Le Dreamliner se fait couper les ailes

Des Boeing 787 de la compagnie japonaise ANA immobilisés sur le tarmac de l’aéroport Haneda de Tokyo.
Photo: Agence France-Presse (photo) Yoshikazu Tsuno Des Boeing 787 de la compagnie japonaise ANA immobilisés sur le tarmac de l’aéroport Haneda de Tokyo.

Tous les appareils Dreamliner de Boeing devaient être cloués au sol jeudi dans le monde entier sur recommandation des autorités américaines après des incidents en cascade, une mesure d’autant plus radicale que les investigations en cours pourraient prendre des semaines.


Une cinquantaine d’appareils - dont 24 exploités par les compagnies japonaises - en activité devaient ainsi être immobilisés pour une durée indéterminée. La Federal Aviation Administration (FAA), l’autorité américaine en la matière, a pris cette décision «d’urgence» après les «incidents récents» rencontrés sur les batteries ion-lithium de ces appareils, qui ont entraîné «des fuites d’électrolytes inflammables, des émanations de chaleur et de la fumée». Ces éléments, «s’ils ne sont pas corrigés, pourraient entraîner des dégâts» importants et un risque d’incendie dans le compartiment électrique, a précisé la FAA dans une directive publiée sur son site internet.


L’Inde, qui avait ordonné dès jeudi à Air India, sa compagnie nationale, d’immobiliser ses six Dreamliner en service, a été le premier pays à soulever la question d’un dédommagement par l’avionneur américain.

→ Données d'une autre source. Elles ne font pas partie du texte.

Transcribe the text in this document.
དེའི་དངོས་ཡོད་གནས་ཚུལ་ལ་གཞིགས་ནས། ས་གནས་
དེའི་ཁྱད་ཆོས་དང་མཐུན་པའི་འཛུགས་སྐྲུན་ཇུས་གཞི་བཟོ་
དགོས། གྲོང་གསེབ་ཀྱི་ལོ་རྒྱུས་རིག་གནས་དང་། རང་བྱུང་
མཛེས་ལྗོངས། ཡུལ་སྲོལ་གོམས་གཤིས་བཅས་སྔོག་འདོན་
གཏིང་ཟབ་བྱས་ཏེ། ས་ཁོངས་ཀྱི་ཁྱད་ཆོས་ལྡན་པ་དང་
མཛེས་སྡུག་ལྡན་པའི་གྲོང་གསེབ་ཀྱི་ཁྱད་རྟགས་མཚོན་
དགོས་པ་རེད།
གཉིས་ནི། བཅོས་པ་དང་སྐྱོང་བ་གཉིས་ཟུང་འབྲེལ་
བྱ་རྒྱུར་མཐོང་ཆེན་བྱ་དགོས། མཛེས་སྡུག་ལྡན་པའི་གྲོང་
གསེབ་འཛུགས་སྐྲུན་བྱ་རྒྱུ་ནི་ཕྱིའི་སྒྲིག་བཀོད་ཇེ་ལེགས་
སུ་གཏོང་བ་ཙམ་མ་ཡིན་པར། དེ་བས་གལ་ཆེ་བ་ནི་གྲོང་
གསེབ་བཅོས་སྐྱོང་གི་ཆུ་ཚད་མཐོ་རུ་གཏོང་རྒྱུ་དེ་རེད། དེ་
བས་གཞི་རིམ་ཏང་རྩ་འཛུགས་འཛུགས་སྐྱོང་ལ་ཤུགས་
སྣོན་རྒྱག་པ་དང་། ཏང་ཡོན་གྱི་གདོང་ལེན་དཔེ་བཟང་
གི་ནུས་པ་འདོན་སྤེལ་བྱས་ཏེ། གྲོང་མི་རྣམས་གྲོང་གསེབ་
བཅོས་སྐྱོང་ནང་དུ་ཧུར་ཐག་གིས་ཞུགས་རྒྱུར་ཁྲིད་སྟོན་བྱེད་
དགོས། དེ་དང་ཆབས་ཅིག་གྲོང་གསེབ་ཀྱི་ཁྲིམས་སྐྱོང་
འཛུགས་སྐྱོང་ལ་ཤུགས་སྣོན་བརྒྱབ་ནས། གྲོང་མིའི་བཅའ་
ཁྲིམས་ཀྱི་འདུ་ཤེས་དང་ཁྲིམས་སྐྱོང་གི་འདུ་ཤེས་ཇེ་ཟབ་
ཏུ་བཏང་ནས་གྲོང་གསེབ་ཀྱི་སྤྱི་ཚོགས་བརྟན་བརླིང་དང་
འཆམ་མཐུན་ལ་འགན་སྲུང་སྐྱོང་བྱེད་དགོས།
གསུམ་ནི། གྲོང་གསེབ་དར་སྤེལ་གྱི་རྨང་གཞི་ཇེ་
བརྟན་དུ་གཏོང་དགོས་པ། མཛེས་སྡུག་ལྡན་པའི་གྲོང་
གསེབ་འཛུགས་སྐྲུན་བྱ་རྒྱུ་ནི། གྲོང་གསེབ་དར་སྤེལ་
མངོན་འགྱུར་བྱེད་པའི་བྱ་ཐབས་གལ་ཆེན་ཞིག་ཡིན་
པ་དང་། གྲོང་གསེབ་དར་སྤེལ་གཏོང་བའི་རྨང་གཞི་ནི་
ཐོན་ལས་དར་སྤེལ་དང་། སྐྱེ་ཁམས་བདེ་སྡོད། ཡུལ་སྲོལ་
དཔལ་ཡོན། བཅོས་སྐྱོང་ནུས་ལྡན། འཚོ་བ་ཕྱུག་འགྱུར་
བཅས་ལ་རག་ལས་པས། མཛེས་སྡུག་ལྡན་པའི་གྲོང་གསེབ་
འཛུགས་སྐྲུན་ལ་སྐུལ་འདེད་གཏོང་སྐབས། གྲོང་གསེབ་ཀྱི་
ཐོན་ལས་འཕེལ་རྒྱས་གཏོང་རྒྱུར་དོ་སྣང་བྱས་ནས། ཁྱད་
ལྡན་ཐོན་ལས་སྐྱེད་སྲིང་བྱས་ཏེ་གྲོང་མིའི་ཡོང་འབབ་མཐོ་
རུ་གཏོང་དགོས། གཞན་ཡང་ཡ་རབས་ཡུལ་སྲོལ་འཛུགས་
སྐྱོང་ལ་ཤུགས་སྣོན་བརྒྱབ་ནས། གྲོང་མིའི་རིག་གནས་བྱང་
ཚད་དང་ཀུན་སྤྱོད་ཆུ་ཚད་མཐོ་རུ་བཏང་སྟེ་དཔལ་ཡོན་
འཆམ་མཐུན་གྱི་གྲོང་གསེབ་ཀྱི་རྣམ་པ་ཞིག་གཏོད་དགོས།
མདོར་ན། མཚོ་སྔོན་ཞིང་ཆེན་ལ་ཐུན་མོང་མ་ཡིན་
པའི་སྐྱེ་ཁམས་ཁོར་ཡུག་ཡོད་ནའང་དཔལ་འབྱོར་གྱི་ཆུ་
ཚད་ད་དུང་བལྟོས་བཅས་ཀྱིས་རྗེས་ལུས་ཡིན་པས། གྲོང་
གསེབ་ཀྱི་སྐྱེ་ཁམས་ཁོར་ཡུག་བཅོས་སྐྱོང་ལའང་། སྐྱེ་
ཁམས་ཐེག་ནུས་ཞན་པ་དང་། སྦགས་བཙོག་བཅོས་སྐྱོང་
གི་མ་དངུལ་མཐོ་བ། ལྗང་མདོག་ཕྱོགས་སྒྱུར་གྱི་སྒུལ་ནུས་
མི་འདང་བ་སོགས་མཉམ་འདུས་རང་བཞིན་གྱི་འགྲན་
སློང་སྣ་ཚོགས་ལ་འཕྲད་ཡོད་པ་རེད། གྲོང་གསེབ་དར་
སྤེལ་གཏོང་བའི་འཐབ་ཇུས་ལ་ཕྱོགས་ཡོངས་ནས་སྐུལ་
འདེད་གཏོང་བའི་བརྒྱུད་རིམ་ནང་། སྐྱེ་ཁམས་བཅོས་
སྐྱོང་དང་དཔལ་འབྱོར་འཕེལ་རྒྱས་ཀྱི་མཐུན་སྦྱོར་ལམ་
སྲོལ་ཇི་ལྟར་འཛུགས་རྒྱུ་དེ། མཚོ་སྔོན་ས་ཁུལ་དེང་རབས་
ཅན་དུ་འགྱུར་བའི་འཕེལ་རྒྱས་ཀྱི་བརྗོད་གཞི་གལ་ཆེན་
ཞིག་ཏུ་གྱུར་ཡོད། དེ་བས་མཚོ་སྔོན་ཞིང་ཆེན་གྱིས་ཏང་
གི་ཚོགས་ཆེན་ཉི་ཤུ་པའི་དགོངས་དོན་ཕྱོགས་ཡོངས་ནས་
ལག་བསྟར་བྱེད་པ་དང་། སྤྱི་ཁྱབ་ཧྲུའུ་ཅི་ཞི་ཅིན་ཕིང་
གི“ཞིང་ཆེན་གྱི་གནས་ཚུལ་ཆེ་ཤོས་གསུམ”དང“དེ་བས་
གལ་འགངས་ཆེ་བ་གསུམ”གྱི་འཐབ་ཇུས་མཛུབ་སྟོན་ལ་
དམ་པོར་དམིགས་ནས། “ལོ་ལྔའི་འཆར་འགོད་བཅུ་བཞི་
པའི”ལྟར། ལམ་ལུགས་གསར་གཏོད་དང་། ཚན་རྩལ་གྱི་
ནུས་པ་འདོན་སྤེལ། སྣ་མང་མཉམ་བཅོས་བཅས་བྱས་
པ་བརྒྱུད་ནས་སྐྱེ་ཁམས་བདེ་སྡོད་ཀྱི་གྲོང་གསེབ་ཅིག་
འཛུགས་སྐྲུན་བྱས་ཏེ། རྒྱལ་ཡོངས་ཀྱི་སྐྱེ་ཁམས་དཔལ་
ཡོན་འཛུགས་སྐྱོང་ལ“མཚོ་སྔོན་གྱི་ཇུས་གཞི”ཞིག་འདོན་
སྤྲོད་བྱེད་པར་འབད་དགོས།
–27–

En Europe, seuls deux Boeing 787 sont pour l’instant opérés par la compagnie aérienne polonaise LOT. Celle-ci a prévenu jeudi que la réalisation de sa commande de six autres appareils dépendrait du traitement par le constructeur des défaillances qui l’affectent. La veille, les six Boeing de United Airlines avaient déjà été cloués au sol suite à la décision de la FAA, une annonce qui avait conduit le ministère japonais des Transports à faire de même pour les 17 appareils d’All Nippon Airways (ANA) et les 7 de Japan Airlines (JAL), déjà rivés sur le tarmac depuis plusieurs heures.


Les compagnies aériennes chiliennes LAN et Air India avaient suivi. Jeudi la compagnie Qatar Airways a elle aussi interdit de vol ses cinq appareils, suivie par Ethiopian Airlines, qui a annoncé avoir immobilisé «par mesure de précaution» quatre appareils de ce modèle.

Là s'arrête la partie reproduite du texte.